Temple ISD’s student population includes high rates of generational poverty, which leads to some challenges when it comes to communicating the district’s technology plans to parents. Parent nights introduce the entire school community to technology initiatives as well as the district’s content filters and Gaggle Safety Management.
“You can see the relief on parents’ faces,” Luann said. “It’s great assurance to them that we’re taking care of their kids not only during the school day but when they take technology home.”
Jessica goes into each parent night taking nothing for granted. “The main focus of our work is to talk about student safety and how we focus on making sure that their children are protected,” she said. “Our community expects it. Some of our older generations might only be familiar with Dateline stories because they only see the horrors of the Internet on television and don’t know that it can hit home.”
After Luann, Jessica or Thomas Nichols, Instructional Technology Specialist for Temple’s middle schools, receive Gaggle notifications, they work directly with counselors and assistant principals based on the nature of the incident. If there’s suspected criminal activity, they turn to a school resource officer. “I thought we might have some pushback because of extra work,” recalled Luann. “Their response has been very positive. Our [staff] absolutely want to help kids. And in some cases, it helped provide some insight that we might not have had.”

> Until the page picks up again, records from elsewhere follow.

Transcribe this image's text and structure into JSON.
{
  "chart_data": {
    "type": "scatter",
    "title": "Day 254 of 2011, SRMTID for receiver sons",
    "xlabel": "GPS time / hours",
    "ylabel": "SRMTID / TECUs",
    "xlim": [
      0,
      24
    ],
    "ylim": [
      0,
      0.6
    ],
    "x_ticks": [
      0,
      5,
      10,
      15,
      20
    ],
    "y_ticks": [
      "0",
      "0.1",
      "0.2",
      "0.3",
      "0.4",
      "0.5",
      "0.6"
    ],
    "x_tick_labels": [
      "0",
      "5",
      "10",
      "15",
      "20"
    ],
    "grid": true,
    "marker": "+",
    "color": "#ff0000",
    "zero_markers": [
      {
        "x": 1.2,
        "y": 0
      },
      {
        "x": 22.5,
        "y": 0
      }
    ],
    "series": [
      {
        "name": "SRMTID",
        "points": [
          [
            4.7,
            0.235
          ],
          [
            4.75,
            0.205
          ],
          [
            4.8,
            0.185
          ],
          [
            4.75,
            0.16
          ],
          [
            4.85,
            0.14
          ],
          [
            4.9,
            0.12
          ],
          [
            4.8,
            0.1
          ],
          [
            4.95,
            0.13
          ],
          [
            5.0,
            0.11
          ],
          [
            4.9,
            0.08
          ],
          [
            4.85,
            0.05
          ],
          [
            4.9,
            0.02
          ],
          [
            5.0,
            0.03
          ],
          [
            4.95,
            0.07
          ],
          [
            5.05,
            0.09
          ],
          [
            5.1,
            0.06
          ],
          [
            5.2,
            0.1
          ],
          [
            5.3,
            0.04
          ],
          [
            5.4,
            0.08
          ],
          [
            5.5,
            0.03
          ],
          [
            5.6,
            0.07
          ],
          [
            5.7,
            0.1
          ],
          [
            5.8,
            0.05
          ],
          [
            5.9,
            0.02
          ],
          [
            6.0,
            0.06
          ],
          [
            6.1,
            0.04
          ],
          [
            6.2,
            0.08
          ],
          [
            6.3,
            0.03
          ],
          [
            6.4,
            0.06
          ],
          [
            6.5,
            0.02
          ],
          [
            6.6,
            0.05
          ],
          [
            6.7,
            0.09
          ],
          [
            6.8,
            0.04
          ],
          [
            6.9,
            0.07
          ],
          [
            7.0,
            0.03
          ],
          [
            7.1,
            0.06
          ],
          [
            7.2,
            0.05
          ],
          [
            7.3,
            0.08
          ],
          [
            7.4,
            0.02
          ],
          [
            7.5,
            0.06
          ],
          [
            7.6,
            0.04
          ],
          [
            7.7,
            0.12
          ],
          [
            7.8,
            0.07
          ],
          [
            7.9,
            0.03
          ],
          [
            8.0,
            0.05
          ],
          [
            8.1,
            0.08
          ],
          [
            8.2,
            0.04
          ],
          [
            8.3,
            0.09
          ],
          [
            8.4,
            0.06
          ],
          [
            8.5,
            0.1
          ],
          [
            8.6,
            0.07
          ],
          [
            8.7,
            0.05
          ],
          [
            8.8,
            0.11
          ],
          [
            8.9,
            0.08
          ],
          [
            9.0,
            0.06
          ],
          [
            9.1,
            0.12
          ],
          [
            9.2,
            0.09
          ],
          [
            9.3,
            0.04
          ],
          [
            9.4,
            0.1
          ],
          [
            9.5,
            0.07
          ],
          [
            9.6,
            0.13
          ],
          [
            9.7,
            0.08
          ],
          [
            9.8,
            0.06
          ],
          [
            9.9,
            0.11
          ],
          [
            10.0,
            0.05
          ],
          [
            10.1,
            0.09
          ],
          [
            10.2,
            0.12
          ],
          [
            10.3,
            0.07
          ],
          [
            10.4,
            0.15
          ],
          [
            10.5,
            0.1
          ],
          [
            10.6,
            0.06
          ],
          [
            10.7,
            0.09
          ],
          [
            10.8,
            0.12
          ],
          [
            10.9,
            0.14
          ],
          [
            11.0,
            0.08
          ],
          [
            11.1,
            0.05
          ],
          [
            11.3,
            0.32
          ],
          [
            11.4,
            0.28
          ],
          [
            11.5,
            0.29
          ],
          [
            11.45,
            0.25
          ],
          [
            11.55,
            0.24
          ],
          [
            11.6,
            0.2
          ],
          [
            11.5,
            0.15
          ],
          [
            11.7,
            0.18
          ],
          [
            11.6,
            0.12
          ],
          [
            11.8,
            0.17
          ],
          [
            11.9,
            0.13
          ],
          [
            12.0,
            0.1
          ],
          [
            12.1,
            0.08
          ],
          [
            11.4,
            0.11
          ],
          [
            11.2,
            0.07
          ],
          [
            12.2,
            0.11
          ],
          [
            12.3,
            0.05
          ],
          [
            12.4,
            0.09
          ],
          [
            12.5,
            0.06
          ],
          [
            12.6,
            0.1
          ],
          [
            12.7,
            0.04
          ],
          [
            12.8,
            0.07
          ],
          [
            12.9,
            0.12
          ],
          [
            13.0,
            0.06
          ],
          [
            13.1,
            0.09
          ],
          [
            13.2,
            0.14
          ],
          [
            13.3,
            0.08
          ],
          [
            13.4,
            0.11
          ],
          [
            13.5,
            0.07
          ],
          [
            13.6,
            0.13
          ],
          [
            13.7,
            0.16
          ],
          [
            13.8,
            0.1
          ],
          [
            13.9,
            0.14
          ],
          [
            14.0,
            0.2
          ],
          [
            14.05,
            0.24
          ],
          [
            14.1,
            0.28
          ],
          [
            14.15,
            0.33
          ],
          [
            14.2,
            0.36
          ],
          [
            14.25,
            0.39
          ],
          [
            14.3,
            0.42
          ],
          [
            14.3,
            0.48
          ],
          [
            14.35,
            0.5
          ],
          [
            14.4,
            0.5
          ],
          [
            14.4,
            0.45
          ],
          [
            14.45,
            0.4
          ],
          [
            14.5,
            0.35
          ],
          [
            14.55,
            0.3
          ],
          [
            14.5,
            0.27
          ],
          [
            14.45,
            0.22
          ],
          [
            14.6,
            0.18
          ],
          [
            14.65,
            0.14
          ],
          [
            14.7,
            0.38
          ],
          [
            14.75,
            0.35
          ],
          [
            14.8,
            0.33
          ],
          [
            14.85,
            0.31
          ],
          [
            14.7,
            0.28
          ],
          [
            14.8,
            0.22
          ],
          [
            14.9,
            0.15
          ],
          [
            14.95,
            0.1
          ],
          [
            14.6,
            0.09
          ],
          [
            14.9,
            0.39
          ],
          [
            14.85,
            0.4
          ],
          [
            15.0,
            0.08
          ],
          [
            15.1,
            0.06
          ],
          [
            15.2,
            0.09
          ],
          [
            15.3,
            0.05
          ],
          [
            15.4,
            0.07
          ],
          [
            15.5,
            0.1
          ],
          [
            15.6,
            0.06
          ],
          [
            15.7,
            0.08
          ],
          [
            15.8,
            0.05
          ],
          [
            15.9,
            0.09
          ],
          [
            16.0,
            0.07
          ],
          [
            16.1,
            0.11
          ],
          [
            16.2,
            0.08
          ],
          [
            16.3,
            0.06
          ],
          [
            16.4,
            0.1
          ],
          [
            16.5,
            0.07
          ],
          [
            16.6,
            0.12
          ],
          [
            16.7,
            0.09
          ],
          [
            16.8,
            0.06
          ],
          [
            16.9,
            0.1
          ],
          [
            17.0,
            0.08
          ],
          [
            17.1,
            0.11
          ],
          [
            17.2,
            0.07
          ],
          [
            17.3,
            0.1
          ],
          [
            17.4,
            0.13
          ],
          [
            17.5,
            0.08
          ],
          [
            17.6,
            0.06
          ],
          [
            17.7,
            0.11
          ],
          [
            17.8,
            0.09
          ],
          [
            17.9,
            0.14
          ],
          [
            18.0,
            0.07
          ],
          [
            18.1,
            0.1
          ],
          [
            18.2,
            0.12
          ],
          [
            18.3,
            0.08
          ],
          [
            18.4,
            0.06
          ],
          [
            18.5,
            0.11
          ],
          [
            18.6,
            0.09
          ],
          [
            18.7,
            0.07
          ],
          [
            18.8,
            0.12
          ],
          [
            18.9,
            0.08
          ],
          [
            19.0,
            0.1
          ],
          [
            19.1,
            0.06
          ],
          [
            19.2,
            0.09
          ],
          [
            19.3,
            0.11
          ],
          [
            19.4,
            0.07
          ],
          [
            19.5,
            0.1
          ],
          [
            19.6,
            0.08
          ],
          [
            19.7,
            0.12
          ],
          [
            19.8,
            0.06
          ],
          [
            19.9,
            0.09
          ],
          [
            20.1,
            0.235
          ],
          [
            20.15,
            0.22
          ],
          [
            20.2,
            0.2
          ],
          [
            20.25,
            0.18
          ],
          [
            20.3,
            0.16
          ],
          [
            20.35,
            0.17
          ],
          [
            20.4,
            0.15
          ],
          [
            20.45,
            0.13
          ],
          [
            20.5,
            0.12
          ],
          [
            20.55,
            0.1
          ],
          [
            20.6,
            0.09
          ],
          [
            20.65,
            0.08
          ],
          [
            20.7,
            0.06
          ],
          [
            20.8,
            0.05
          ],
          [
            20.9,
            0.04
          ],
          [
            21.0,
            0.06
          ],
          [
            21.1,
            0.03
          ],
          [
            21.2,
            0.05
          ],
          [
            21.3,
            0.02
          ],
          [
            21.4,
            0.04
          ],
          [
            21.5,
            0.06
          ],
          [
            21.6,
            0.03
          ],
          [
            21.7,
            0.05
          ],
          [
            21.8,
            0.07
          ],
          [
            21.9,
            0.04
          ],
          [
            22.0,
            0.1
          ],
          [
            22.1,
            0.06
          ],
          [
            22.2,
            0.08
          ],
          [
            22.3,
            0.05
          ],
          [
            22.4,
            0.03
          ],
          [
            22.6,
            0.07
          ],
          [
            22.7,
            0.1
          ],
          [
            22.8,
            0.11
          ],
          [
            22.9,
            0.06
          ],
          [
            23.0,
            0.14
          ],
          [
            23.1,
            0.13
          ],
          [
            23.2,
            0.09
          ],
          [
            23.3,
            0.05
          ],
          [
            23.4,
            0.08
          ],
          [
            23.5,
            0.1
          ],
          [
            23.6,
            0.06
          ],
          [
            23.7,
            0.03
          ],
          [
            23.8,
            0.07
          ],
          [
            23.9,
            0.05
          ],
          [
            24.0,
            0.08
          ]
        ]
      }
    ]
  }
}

The focus has always been on creating teachable moments. Luann and her team have developed a unique system of questions for administrators to go through when they’re talking with students about inappropriate behavior. “We want to educate them on why something they said or did might not have been the best choice, what should be done in place of it, and what to do when you realize you’ve made a bad choice,” said Jessica.
A digital leadership team of students stays on top of current trends and even gains insight into some of the incidents discovered by Gaggle Safety Management. They also help create public service announcements and lessons for their peers.
Luann and her team cherish these and other connections they’ve made with the student body. They’re often able to identify struggling students who are ultimately more successful inside and outside of school. “Gaggle has become the single most important piece of our technology initiative,” said Jessica. “Without Gaggle in place, I would not feel comfortable doing my job. I’d just be doing a bunch of button-clicking.”
With the passage of David’s Law in Texas, student online safety concerns continue to be in the forefront. “We’ve created a very safe environment for our students,” said Luann. “I hear too often other districts talk about not giving students access to email or that they create walled gardens and don’t allow communication outside their campuses. I don’t have to worry about it. If something is inappropriate, Gaggle is going to catch it.”